Is it possible to apply these patch manually (offline servers) for CentOS release 6.3 and 6.8 or I definitely need to update to CentOS 6.9 first?

User avatar
TrevorH
Forum Moderator
Posts: 21744
Joined: 2009/09/24 10:40:56
Location: Brighton, UK

Re: Meltdown and Spectre

Postby TrevorH » 2018/01/30 03:25:40

Patches are only tested with all other patches applied. To be honest, if you're on 6.3 then you have sufficient other serious security vulnerabilities present such that meltdown and spectre are the least of your worries.
CentOS 5 died in March 2017 - migrate NOW!
Full time Geek, part time moderator. Use the FAQ Luke

theninjaboy123
Posts: 2
Joined: 2018/01/30 01:25:49

Re: Meltdown and Spectre

Postby theninjaboy123 » 2018/01/30 03:53:04

TrevorH wrote:Patches are only tested with all other patches applied. To be honest, if you're on 6.3 then you have sufficient other serious security vulnerabilities present such that meltdown and spectre are the least of your worries.


Thanks for the response Trevor.

I have upgraded 6.3 to 6.9 (offline server) via DVD1 & DVD2 iso of CentOS 6.9.

Subsequently, I had also manually install all the packages for the Meltdown and Spectre (kernel, libvert, qemu) [https://lists.centos.org/pipermail/centos-announce/2018-January/022701.html].

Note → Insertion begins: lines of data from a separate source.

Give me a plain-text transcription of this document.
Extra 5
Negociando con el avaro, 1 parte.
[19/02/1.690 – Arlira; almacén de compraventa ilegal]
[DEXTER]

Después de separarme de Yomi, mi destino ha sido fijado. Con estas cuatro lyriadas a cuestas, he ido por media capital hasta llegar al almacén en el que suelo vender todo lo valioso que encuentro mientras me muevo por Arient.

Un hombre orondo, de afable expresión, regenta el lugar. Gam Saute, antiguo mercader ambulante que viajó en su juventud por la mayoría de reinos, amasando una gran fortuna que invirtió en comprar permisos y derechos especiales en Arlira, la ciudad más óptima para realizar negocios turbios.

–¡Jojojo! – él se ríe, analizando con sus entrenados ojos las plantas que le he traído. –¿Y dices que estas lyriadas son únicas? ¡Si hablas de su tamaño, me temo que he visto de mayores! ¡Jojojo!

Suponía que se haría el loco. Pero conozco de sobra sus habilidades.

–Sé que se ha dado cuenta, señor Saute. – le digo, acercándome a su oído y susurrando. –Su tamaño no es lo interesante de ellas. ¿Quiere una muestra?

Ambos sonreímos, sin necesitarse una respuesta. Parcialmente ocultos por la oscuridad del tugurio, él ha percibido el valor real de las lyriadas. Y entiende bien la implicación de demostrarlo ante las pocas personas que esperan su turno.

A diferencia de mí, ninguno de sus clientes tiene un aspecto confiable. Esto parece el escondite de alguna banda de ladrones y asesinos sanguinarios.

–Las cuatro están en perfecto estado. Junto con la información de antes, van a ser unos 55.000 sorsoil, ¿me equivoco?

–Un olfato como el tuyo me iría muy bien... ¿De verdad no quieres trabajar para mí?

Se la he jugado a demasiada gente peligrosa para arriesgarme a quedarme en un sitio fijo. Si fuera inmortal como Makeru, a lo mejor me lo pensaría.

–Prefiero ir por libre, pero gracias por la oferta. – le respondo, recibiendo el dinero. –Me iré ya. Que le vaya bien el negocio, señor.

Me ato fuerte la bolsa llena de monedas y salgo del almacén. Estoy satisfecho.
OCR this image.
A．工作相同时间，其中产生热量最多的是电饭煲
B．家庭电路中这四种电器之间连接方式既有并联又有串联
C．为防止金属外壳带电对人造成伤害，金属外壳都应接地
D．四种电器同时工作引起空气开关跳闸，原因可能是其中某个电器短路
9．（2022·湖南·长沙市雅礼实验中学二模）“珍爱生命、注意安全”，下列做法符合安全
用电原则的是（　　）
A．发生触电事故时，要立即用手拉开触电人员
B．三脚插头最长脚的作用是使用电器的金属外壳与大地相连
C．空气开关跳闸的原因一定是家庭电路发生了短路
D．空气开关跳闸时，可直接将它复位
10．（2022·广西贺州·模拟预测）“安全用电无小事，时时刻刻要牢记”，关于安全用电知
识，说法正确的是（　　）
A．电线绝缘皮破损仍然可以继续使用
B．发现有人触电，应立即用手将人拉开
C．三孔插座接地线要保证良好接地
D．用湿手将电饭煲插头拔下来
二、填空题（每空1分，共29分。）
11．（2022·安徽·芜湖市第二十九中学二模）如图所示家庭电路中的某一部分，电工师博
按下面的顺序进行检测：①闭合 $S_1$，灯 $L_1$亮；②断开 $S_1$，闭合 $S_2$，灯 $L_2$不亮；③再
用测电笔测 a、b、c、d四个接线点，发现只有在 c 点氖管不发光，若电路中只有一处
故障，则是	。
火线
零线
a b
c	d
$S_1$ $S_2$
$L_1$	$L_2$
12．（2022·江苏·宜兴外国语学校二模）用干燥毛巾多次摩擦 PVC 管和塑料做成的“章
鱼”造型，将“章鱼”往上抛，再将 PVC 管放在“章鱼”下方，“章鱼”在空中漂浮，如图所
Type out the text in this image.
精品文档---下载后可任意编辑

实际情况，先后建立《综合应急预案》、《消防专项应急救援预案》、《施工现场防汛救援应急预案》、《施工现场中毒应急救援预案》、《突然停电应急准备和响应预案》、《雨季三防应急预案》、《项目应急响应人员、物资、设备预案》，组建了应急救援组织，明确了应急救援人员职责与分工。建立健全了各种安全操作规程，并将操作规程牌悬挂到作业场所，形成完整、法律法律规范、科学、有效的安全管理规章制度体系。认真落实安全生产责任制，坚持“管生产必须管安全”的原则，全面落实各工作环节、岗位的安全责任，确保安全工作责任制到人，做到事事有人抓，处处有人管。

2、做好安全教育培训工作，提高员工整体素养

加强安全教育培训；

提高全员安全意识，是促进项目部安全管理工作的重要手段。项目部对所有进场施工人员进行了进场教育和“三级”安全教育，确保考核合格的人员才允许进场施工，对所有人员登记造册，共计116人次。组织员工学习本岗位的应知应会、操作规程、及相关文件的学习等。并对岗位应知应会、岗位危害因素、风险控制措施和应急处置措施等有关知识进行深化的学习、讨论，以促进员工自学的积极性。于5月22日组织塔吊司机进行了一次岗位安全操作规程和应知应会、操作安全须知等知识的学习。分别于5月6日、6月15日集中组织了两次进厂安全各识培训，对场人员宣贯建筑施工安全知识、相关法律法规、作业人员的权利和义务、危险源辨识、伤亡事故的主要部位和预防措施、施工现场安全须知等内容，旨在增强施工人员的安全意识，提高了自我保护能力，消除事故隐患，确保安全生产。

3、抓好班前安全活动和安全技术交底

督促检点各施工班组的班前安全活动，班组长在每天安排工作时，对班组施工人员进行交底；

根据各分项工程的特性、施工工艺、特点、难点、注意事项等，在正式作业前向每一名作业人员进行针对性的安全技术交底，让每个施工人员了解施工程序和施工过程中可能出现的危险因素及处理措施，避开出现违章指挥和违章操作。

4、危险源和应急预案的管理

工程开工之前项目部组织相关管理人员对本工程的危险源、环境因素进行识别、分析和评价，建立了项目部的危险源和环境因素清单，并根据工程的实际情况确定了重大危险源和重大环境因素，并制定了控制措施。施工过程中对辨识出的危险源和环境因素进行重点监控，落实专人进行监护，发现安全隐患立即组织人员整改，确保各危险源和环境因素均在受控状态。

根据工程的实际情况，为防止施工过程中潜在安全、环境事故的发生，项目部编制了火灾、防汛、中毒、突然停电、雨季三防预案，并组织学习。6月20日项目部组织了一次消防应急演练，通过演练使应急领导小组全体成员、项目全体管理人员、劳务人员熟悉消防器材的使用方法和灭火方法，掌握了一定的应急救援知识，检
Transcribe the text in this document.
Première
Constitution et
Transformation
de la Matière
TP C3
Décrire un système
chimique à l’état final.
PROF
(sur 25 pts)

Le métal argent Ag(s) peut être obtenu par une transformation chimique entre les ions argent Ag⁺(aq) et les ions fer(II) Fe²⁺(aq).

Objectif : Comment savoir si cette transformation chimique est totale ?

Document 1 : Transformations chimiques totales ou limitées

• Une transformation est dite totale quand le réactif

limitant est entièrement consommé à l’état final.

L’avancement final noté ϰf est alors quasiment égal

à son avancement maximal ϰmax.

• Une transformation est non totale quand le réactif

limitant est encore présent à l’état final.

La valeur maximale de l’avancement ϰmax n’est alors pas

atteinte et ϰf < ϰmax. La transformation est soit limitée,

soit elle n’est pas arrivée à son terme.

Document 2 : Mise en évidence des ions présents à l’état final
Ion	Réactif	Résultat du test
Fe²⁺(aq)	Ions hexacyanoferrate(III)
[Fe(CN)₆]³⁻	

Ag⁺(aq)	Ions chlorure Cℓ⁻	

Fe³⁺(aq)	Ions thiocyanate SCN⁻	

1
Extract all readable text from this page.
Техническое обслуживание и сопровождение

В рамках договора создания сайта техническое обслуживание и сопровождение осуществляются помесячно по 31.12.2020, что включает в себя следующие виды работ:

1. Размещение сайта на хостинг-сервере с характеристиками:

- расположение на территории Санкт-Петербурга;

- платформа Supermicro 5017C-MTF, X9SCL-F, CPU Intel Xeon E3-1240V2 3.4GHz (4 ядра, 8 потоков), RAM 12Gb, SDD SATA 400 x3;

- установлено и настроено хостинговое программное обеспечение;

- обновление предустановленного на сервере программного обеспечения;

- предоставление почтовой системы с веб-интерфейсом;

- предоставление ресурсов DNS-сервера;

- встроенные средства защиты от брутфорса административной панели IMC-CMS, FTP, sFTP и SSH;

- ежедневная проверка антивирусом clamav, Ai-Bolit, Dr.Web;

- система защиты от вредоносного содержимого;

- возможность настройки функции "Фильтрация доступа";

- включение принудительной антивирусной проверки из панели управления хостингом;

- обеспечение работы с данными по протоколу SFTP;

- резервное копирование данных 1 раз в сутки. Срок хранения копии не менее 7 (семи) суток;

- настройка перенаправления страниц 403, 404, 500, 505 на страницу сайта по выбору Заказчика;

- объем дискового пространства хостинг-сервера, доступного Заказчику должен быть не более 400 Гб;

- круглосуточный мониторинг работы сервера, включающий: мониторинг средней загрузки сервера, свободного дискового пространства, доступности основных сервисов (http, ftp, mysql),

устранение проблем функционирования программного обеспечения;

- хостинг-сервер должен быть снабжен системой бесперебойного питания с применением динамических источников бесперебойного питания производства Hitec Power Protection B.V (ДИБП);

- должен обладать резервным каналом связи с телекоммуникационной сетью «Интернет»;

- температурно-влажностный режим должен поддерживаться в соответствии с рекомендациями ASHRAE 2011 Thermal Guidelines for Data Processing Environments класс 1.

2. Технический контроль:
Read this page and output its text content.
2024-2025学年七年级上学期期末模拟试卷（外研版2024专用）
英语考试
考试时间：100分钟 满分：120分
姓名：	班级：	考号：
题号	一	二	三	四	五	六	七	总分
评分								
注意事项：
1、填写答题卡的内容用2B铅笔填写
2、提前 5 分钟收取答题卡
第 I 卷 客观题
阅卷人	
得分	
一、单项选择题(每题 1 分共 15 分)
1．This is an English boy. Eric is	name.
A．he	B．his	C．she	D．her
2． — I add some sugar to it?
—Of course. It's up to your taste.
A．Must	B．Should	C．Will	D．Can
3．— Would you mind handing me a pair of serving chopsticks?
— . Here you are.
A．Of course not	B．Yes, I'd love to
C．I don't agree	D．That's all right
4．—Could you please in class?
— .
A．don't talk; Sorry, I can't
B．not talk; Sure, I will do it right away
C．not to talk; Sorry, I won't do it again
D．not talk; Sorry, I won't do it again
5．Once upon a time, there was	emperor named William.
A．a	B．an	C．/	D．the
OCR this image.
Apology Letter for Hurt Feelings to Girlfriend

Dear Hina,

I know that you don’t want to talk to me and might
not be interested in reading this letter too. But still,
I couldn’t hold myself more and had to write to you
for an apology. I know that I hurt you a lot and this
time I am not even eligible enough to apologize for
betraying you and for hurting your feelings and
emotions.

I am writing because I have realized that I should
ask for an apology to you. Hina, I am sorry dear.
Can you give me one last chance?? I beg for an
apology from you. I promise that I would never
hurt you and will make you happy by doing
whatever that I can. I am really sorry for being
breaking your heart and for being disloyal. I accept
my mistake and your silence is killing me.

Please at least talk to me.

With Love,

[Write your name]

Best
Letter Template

The meltdown and spectre script checker has shown that I mitigated both #1 and #3 (not for #2 as I did not applied the microcode update).

Is this an sufficient attempt to patch the general security as well as meltdown and spectre?

aceprabhu
Posts: 4
Joined: 2018/01/19 12:39:25

Re: Meltdown and Spectre

Postby aceprabhu » 2018/01/30 04:45:45

Any idea on the timeline in making mitigation fixes available for i386? Or it will not be available at all?